Kaipio J P, Karjalainen P A
Department of Applied Physics, University of Kuopio, Finland.
Biol Cybern. 1997 May;76(5):349-56. doi: 10.1007/s004220050348.
In this paper we present a systematic method for generating simulations of nonstationary EEG. Such simulations are needed, for example, in the evaluation of tracking algorithms. First a state evolution process is simulated. The states are initially represented as segments of stationary autoregressive processes which are described with the corresponding predictor coefficients and prediction error variances. These parameters are then concatenated to give a piecewise time-invariant parameter evolution. The evolution is projected onto an appropriately selected set of smoothly time-varying functions. This projection is used to generate the final EEG simulation. As an example we use this method to simulate the EEG of a drowsy rat.
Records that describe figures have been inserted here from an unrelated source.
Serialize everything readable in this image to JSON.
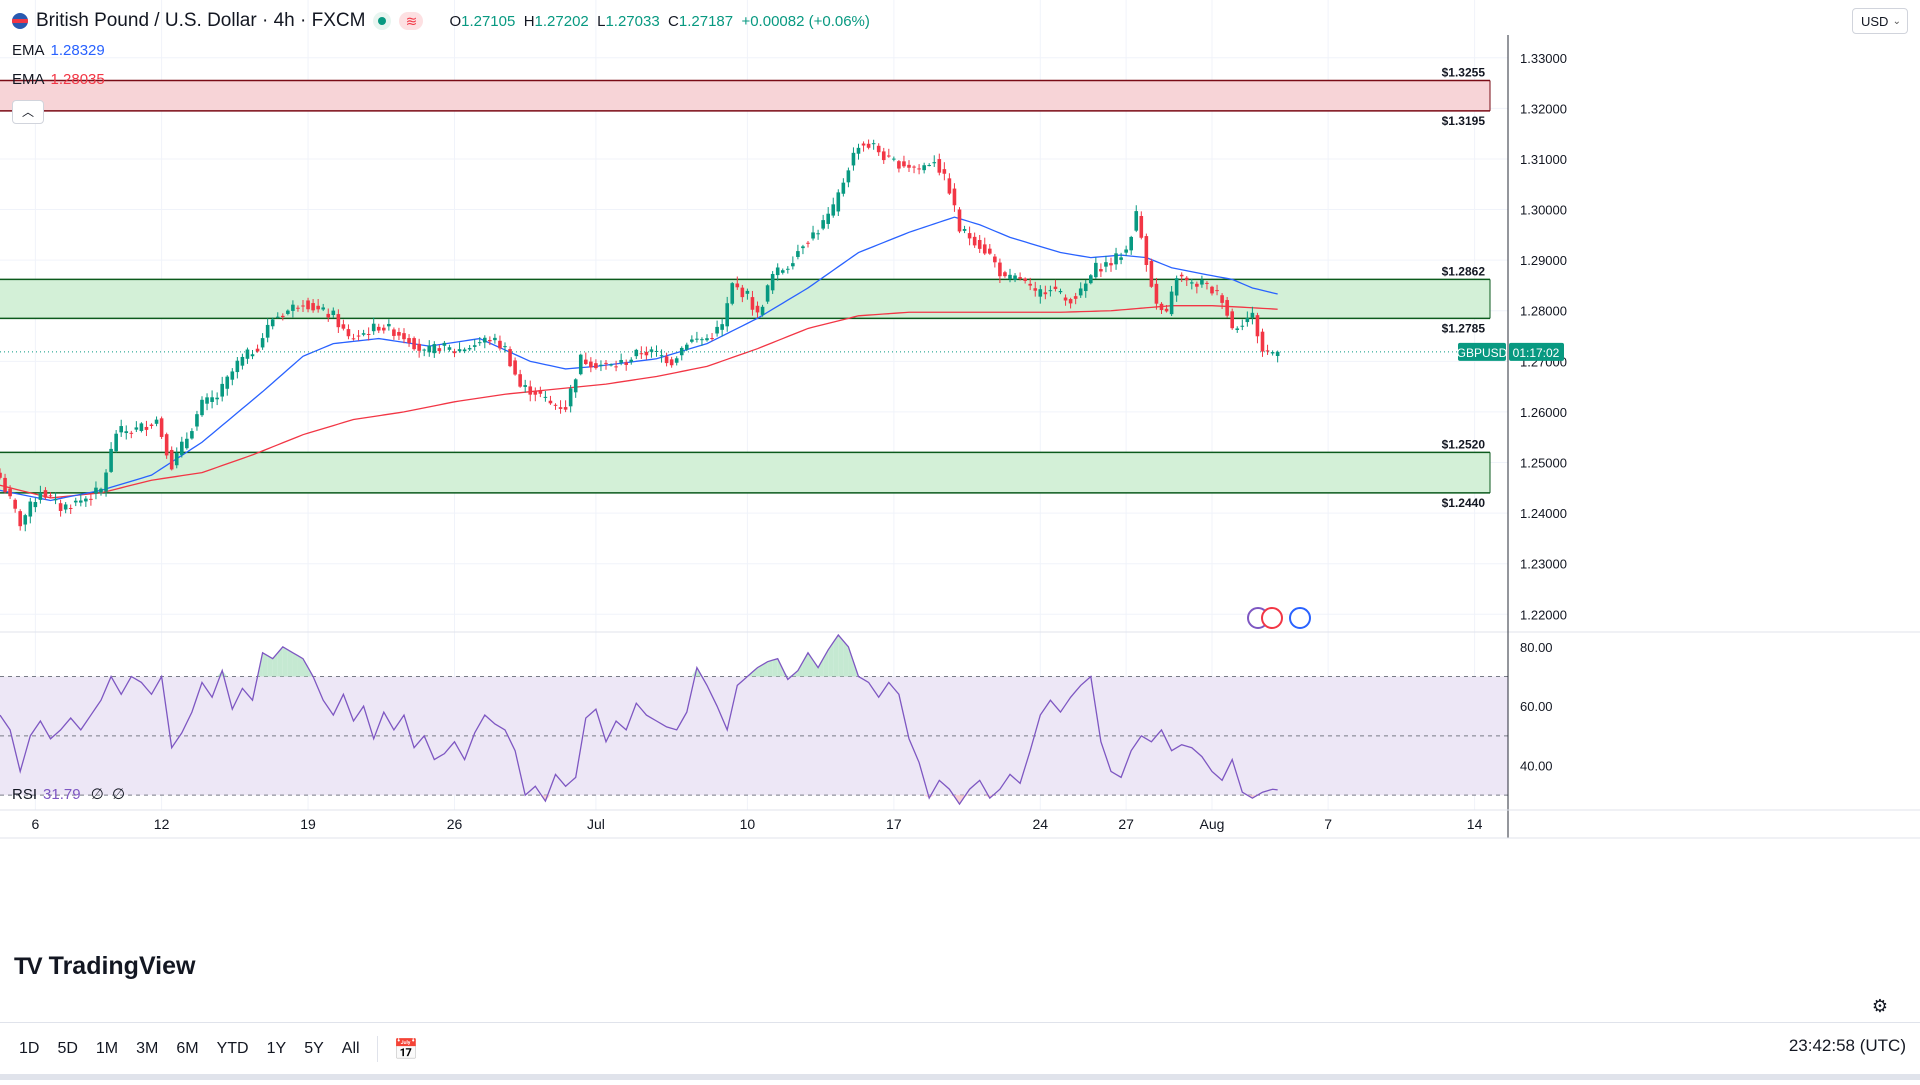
{
  "symbol": {
    "title": "British Pound / U.S. Dollar · 4h · FXCM",
    "open_label": "O",
    "open": "1.27105",
    "high_label": "H",
    "high": "1.27202",
    "low_label": "L",
    "low": "1.27033",
    "close_label": "C",
    "close": "1.27187",
    "change": "+0.00082 (+0.06%)"
  },
  "ema_fast": {
    "label": "EMA",
    "value": "1.28329",
    "color": "#2962ff"
  },
  "ema_slow": {
    "label": "EMA",
    "value": "1.28035",
    "color": "#f23645"
  },
  "currency": {
    "label": "USD"
  },
  "rsi": {
    "label": "RSI",
    "value": "31.79",
    "extra1": "∅",
    "extra2": "∅",
    "color": "#7e57c2"
  },
  "price_tag": {
    "symbol": "GBPUSD",
    "countdown": "01:17:02"
  },
  "zones": [
    {
      "name": "resistance",
      "top": 1.3255,
      "bottom": 1.3195,
      "top_label": "$1.3255",
      "bottom_label": "$1.3195",
      "color": "#f23645"
    },
    {
      "name": "pivot",
      "top": 1.2862,
      "bottom": 1.2785,
      "top_label": "$1.2862",
      "bottom_label": "$1.2785",
      "color": "#089981"
    },
    {
      "name": "support",
      "top": 1.252,
      "bottom": 1.244,
      "top_label": "$1.2520",
      "bottom_label": "$1.2440",
      "color": "#089981"
    }
  ],
  "chart_data": {
    "type": "candlestick",
    "title": "British Pound / U.S. Dollar · 4h · FXCM",
    "price_ticks": [
      "1.33000",
      "1.32000",
      "1.31000",
      "1.30000",
      "1.29000",
      "1.28000",
      "1.27000",
      "1.26000",
      "1.25000",
      "1.24000",
      "1.23000",
      "1.22000"
    ],
    "price_range": [
      1.2165,
      1.3345
    ],
    "x_ticks": [
      {
        "label": "6",
        "bar": 7
      },
      {
        "label": "12",
        "bar": 32
      },
      {
        "label": "19",
        "bar": 61
      },
      {
        "label": "26",
        "bar": 90
      },
      {
        "label": "Jul",
        "bar": 118
      },
      {
        "label": "10",
        "bar": 148
      },
      {
        "label": "17",
        "bar": 177
      },
      {
        "label": "24",
        "bar": 206
      },
      {
        "label": "27",
        "bar": 223
      },
      {
        "label": "Aug",
        "bar": 240
      },
      {
        "label": "7",
        "bar": 263
      },
      {
        "label": "14",
        "bar": 292
      }
    ],
    "close_anchors": [
      [
        0,
        1.247
      ],
      [
        4,
        1.238
      ],
      [
        8,
        1.2445
      ],
      [
        12,
        1.241
      ],
      [
        16,
        1.2425
      ],
      [
        20,
        1.2445
      ],
      [
        23,
        1.256
      ],
      [
        27,
        1.2565
      ],
      [
        31,
        1.2585
      ],
      [
        34,
        1.2495
      ],
      [
        37,
        1.255
      ],
      [
        40,
        1.2615
      ],
      [
        43,
        1.263
      ],
      [
        47,
        1.2695
      ],
      [
        51,
        1.273
      ],
      [
        54,
        1.2785
      ],
      [
        57,
        1.28
      ],
      [
        60,
        1.282
      ],
      [
        63,
        1.28
      ],
      [
        66,
        1.279
      ],
      [
        69,
        1.2745
      ],
      [
        72,
        1.2755
      ],
      [
        75,
        1.277
      ],
      [
        78,
        1.276
      ],
      [
        81,
        1.2745
      ],
      [
        84,
        1.2715
      ],
      [
        87,
        1.273
      ],
      [
        90,
        1.272
      ],
      [
        93,
        1.273
      ],
      [
        97,
        1.2745
      ],
      [
        100,
        1.2725
      ],
      [
        103,
        1.265
      ],
      [
        106,
        1.264
      ],
      [
        109,
        1.2615
      ],
      [
        112,
        1.261
      ],
      [
        115,
        1.2705
      ],
      [
        118,
        1.2695
      ],
      [
        121,
        1.269
      ],
      [
        124,
        1.27
      ],
      [
        127,
        1.272
      ],
      [
        130,
        1.2715
      ],
      [
        133,
        1.27
      ],
      [
        136,
        1.274
      ],
      [
        140,
        1.2745
      ],
      [
        143,
        1.277
      ],
      [
        145,
        1.285
      ],
      [
        148,
        1.283
      ],
      [
        150,
        1.279
      ],
      [
        153,
        1.287
      ],
      [
        156,
        1.289
      ],
      [
        159,
        1.2935
      ],
      [
        162,
        1.296
      ],
      [
        165,
        1.3
      ],
      [
        168,
        1.3085
      ],
      [
        170,
        1.313
      ],
      [
        173,
        1.3125
      ],
      [
        176,
        1.3095
      ],
      [
        179,
        1.309
      ],
      [
        182,
        1.308
      ],
      [
        185,
        1.31
      ],
      [
        188,
        1.304
      ],
      [
        190,
        1.296
      ],
      [
        193,
        1.294
      ],
      [
        196,
        1.291
      ],
      [
        199,
        1.286
      ],
      [
        202,
        1.2865
      ],
      [
        205,
        1.283
      ],
      [
        208,
        1.285
      ],
      [
        211,
        1.282
      ],
      [
        214,
        1.2835
      ],
      [
        217,
        1.2885
      ],
      [
        220,
        1.2895
      ],
      [
        223,
        1.292
      ],
      [
        225,
        1.299
      ],
      [
        227,
        1.29
      ],
      [
        229,
        1.281
      ],
      [
        231,
        1.279
      ],
      [
        233,
        1.287
      ],
      [
        236,
        1.285
      ],
      [
        238,
        1.2855
      ],
      [
        240,
        1.284
      ],
      [
        242,
        1.2825
      ],
      [
        244,
        1.2765
      ],
      [
        246,
        1.278
      ],
      [
        248,
        1.279
      ],
      [
        250,
        1.272
      ],
      [
        252,
        1.2718
      ],
      [
        253,
        1.27187
      ]
    ],
    "ema_fast_anchors": [
      [
        0,
        1.2445
      ],
      [
        10,
        1.2425
      ],
      [
        20,
        1.2445
      ],
      [
        30,
        1.2475
      ],
      [
        40,
        1.254
      ],
      [
        52,
        1.264
      ],
      [
        60,
        1.271
      ],
      [
        66,
        1.2735
      ],
      [
        75,
        1.2745
      ],
      [
        85,
        1.273
      ],
      [
        95,
        1.2745
      ],
      [
        105,
        1.27
      ],
      [
        112,
        1.2685
      ],
      [
        118,
        1.269
      ],
      [
        130,
        1.2705
      ],
      [
        140,
        1.2735
      ],
      [
        150,
        1.2785
      ],
      [
        160,
        1.2845
      ],
      [
        170,
        1.2915
      ],
      [
        180,
        1.2955
      ],
      [
        189,
        1.2985
      ],
      [
        194,
        1.297
      ],
      [
        200,
        1.2945
      ],
      [
        210,
        1.2915
      ],
      [
        216,
        1.2905
      ],
      [
        222,
        1.291
      ],
      [
        227,
        1.2905
      ],
      [
        232,
        1.2885
      ],
      [
        238,
        1.2873
      ],
      [
        244,
        1.2862
      ],
      [
        248,
        1.2845
      ],
      [
        253,
        1.2833
      ]
    ],
    "ema_slow_anchors": [
      [
        0,
        1.2455
      ],
      [
        10,
        1.243
      ],
      [
        20,
        1.244
      ],
      [
        30,
        1.2465
      ],
      [
        40,
        1.248
      ],
      [
        50,
        1.2515
      ],
      [
        60,
        1.2555
      ],
      [
        70,
        1.2585
      ],
      [
        80,
        1.26
      ],
      [
        90,
        1.262
      ],
      [
        100,
        1.2635
      ],
      [
        110,
        1.2645
      ],
      [
        120,
        1.2655
      ],
      [
        130,
        1.267
      ],
      [
        140,
        1.269
      ],
      [
        150,
        1.2725
      ],
      [
        160,
        1.2765
      ],
      [
        170,
        1.279
      ],
      [
        180,
        1.2797
      ],
      [
        190,
        1.2797
      ],
      [
        200,
        1.2797
      ],
      [
        210,
        1.2797
      ],
      [
        220,
        1.28
      ],
      [
        226,
        1.2805
      ],
      [
        232,
        1.281
      ],
      [
        240,
        1.281
      ],
      [
        246,
        1.2807
      ],
      [
        253,
        1.2803
      ]
    ],
    "rsi_ticks": [
      "80.00",
      "60.00",
      "40.00"
    ],
    "rsi_range": [
      25,
      85
    ],
    "rsi_levels": {
      "upper": 70,
      "middle": 50,
      "lower": 30
    },
    "rsi_anchors": [
      [
        0,
        57
      ],
      [
        2,
        52
      ],
      [
        4,
        38
      ],
      [
        6,
        50
      ],
      [
        8,
        55
      ],
      [
        10,
        49
      ],
      [
        12,
        52
      ],
      [
        14,
        56
      ],
      [
        16,
        52
      ],
      [
        18,
        57
      ],
      [
        20,
        62
      ],
      [
        22,
        70
      ],
      [
        24,
        64
      ],
      [
        26,
        70
      ],
      [
        28,
        68
      ],
      [
        30,
        64
      ],
      [
        32,
        70
      ],
      [
        34,
        46
      ],
      [
        36,
        51
      ],
      [
        38,
        58
      ],
      [
        40,
        68
      ],
      [
        42,
        63
      ],
      [
        44,
        72
      ],
      [
        46,
        59
      ],
      [
        48,
        66
      ],
      [
        50,
        62
      ],
      [
        52,
        78
      ],
      [
        54,
        76
      ],
      [
        56,
        80
      ],
      [
        58,
        78
      ],
      [
        60,
        76
      ],
      [
        62,
        70
      ],
      [
        64,
        62
      ],
      [
        66,
        57
      ],
      [
        68,
        64
      ],
      [
        70,
        55
      ],
      [
        72,
        60
      ],
      [
        74,
        49
      ],
      [
        76,
        58
      ],
      [
        78,
        52
      ],
      [
        80,
        57
      ],
      [
        82,
        46
      ],
      [
        84,
        50
      ],
      [
        86,
        42
      ],
      [
        88,
        44
      ],
      [
        90,
        48
      ],
      [
        92,
        42
      ],
      [
        94,
        51
      ],
      [
        96,
        57
      ],
      [
        98,
        54
      ],
      [
        100,
        52
      ],
      [
        102,
        45
      ],
      [
        104,
        30
      ],
      [
        106,
        33
      ],
      [
        108,
        28
      ],
      [
        110,
        37
      ],
      [
        112,
        33
      ],
      [
        114,
        36
      ],
      [
        116,
        56
      ],
      [
        118,
        59
      ],
      [
        120,
        48
      ],
      [
        122,
        55
      ],
      [
        124,
        52
      ],
      [
        126,
        61
      ],
      [
        128,
        57
      ],
      [
        130,
        55
      ],
      [
        132,
        53
      ],
      [
        134,
        52
      ],
      [
        136,
        58
      ],
      [
        138,
        73
      ],
      [
        140,
        67
      ],
      [
        142,
        60
      ],
      [
        144,
        52
      ],
      [
        146,
        67
      ],
      [
        148,
        70
      ],
      [
        150,
        73
      ],
      [
        152,
        75
      ],
      [
        154,
        76
      ],
      [
        156,
        69
      ],
      [
        158,
        72
      ],
      [
        160,
        78
      ],
      [
        162,
        73
      ],
      [
        164,
        79
      ],
      [
        166,
        84
      ],
      [
        168,
        80
      ],
      [
        170,
        70
      ],
      [
        172,
        68
      ],
      [
        174,
        63
      ],
      [
        176,
        68
      ],
      [
        178,
        64
      ],
      [
        180,
        49
      ],
      [
        182,
        41
      ],
      [
        184,
        29
      ],
      [
        186,
        35
      ],
      [
        188,
        32
      ],
      [
        190,
        27
      ],
      [
        192,
        32
      ],
      [
        194,
        35
      ],
      [
        196,
        29
      ],
      [
        198,
        32
      ],
      [
        200,
        37
      ],
      [
        202,
        34
      ],
      [
        204,
        45
      ],
      [
        206,
        57
      ],
      [
        208,
        62
      ],
      [
        210,
        58
      ],
      [
        212,
        63
      ],
      [
        214,
        67
      ],
      [
        216,
        70
      ],
      [
        218,
        48
      ],
      [
        220,
        38
      ],
      [
        222,
        36
      ],
      [
        224,
        45
      ],
      [
        226,
        50
      ],
      [
        228,
        48
      ],
      [
        230,
        52
      ],
      [
        232,
        45
      ],
      [
        234,
        47
      ],
      [
        236,
        46
      ],
      [
        238,
        43
      ],
      [
        240,
        38
      ],
      [
        242,
        35
      ],
      [
        244,
        42
      ],
      [
        246,
        31
      ],
      [
        248,
        29
      ],
      [
        250,
        31
      ],
      [
        252,
        32
      ],
      [
        253,
        31.79
      ]
    ]
  }
}
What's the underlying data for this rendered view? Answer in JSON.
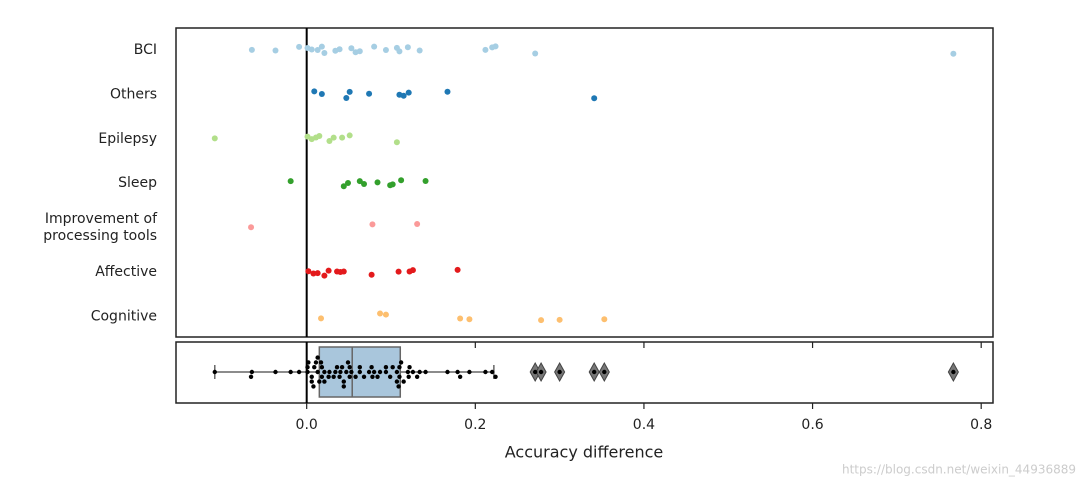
{
  "chart_data": {
    "type": "strip_box",
    "xlabel": "Accuracy difference",
    "watermark": "https://blog.csdn.net/weixin_44936889",
    "xlim": [
      -0.155,
      0.814
    ],
    "xticks": [
      {
        "value": 0,
        "label": "0.0"
      },
      0.2,
      0.4,
      0.6,
      0.8
    ],
    "series": [
      {
        "name": "BCI",
        "color": "#a6cee3",
        "values": [
          -0.065,
          -0.037,
          -0.009,
          0.001,
          0.006,
          0.013,
          0.018,
          0.021,
          0.034,
          0.039,
          0.053,
          0.058,
          0.063,
          0.08,
          0.094,
          0.107,
          0.11,
          0.12,
          0.134,
          0.212,
          0.22,
          0.224,
          0.271,
          0.767
        ]
      },
      {
        "name": "Others",
        "color": "#1f78b4",
        "values": [
          0.009,
          0.018,
          0.047,
          0.051,
          0.074,
          0.11,
          0.115,
          0.121,
          0.167,
          0.341
        ]
      },
      {
        "name": "Epilepsy",
        "color": "#b2df8a",
        "values": [
          -0.109,
          0.001,
          0.006,
          0.011,
          0.015,
          0.027,
          0.032,
          0.042,
          0.051,
          0.107
        ]
      },
      {
        "name": "Sleep",
        "color": "#33a02c",
        "values": [
          -0.019,
          0.044,
          0.049,
          0.063,
          0.068,
          0.084,
          0.099,
          0.102,
          0.112,
          0.141
        ]
      },
      {
        "name": "Improvement of\nprocessing tools",
        "color": "#fb9a99",
        "values": [
          -0.066,
          0.078,
          0.131
        ]
      },
      {
        "name": "Affective",
        "color": "#e31a1c",
        "values": [
          0.002,
          0.008,
          0.013,
          0.021,
          0.026,
          0.036,
          0.04,
          0.044,
          0.077,
          0.109,
          0.122,
          0.126,
          0.179
        ]
      },
      {
        "name": "Cognitive",
        "color": "#fdbf6f",
        "values": [
          0.017,
          0.087,
          0.094,
          0.182,
          0.193,
          0.278,
          0.3,
          0.353
        ]
      }
    ],
    "box": {
      "color": "#a9c6dc",
      "whislo": -0.109,
      "q1": 0.015,
      "med": 0.054,
      "q3": 0.111,
      "whishi": 0.222,
      "fliers": [
        0.271,
        0.278,
        0.3,
        0.341,
        0.353,
        0.767
      ]
    }
  }
}
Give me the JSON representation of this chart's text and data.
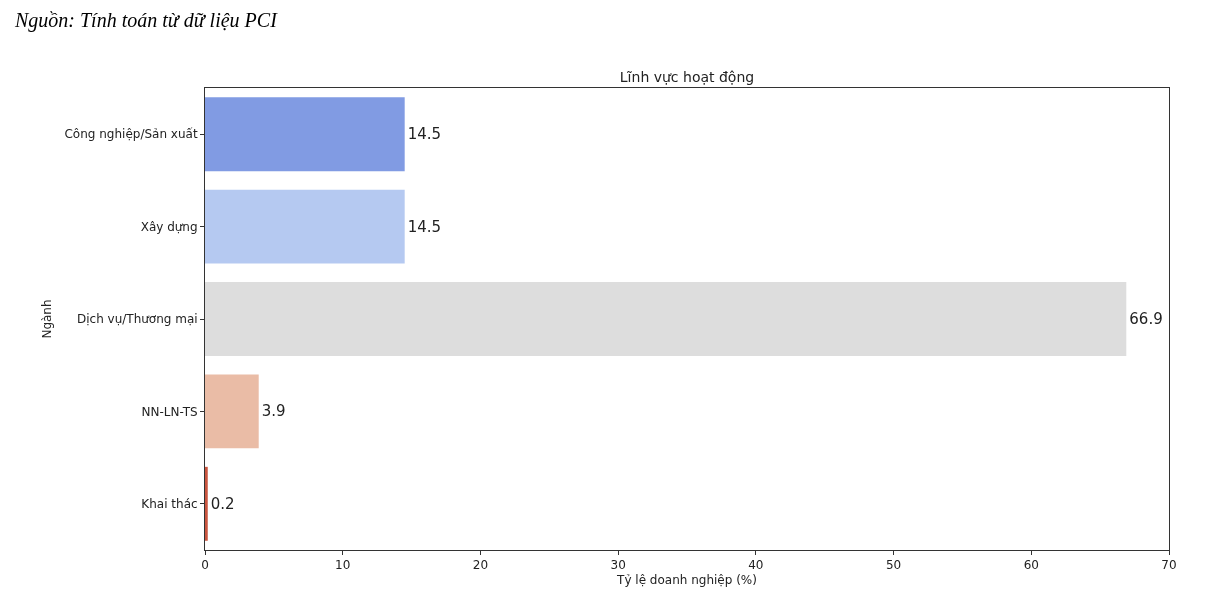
{
  "chart_data": {
    "type": "bar",
    "orientation": "horizontal",
    "title": "Lĩnh vực hoạt động",
    "xlabel": "Tỷ lệ doanh nghiệp (%)",
    "ylabel": "Ngành",
    "categories": [
      "Công nghiệp/Sản xuất",
      "Xây dựng",
      "Dịch vụ/Thương mại",
      "NN-LN-TS",
      "Khai thác"
    ],
    "values": [
      14.5,
      14.5,
      66.9,
      3.9,
      0.2
    ],
    "colors": [
      "#819be3",
      "#b5c9f1",
      "#dddddd",
      "#eabca6",
      "#c9553f"
    ],
    "data_labels": true,
    "xlim": [
      0,
      70
    ],
    "xticks": [
      0,
      10,
      20,
      30,
      40,
      50,
      60,
      70
    ],
    "annotations": [
      "Nguồn: Tính toán từ dữ liệu PCI"
    ]
  }
}
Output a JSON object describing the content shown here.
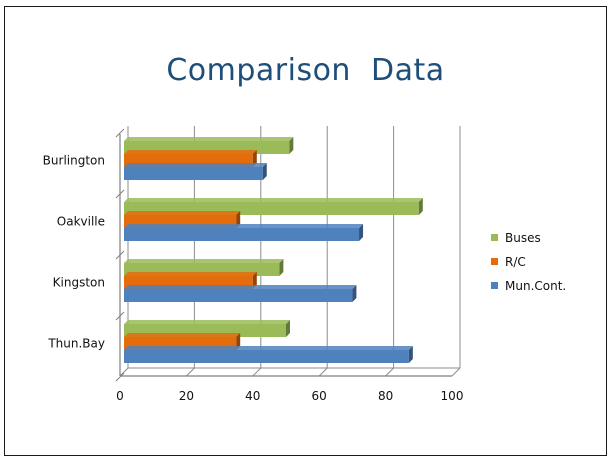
{
  "chart_data": {
    "type": "bar",
    "orientation": "horizontal",
    "title": "Comparison  Data",
    "categories": [
      "Burlington",
      "Oakville",
      "Kingston",
      "Thun.Bay"
    ],
    "series": [
      {
        "name": "Buses",
        "color": "#9bbb59",
        "values": [
          51,
          90,
          48,
          50
        ]
      },
      {
        "name": "R/C",
        "color": "#e46c0a",
        "values": [
          40,
          35,
          40,
          35
        ]
      },
      {
        "name": "Mun.Cont.",
        "color": "#4f81bd",
        "values": [
          43,
          72,
          70,
          87
        ]
      }
    ],
    "legend_order": [
      "Buses",
      "R/C",
      "Mun.Cont."
    ],
    "xlim": [
      0,
      100
    ],
    "xticks": [
      "0",
      "20",
      "40",
      "60",
      "80",
      "100"
    ],
    "grid": true,
    "legend": "right"
  }
}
This EEG can be described as toggling between two states that differ in the degree of synchronization of the activity-inducing neuron clusters.
在本文中,我们提出了一种用于生成非平稳脑电图模拟的系统方法。例如,在跟踪算法评估中就需要这样的模拟。首先模拟一个状态演化过程。状态最初表示为平稳自回归过程的片段,这些片段用相应的预测系数和预测误差方差来描述。然后将这些参数连接起来,得到一个分段时不变的参数演化。将该演化投影到一组适当选择的平滑时变函数上。此投影用于生成最终的脑电图模拟。作为一个例子,我们使用这种方法来模拟一只困倦大鼠的脑电图。这种脑电图可以描述为在两个状态之间切换,这两个状态在诱发活动的神经元簇的同步程度上有所不同。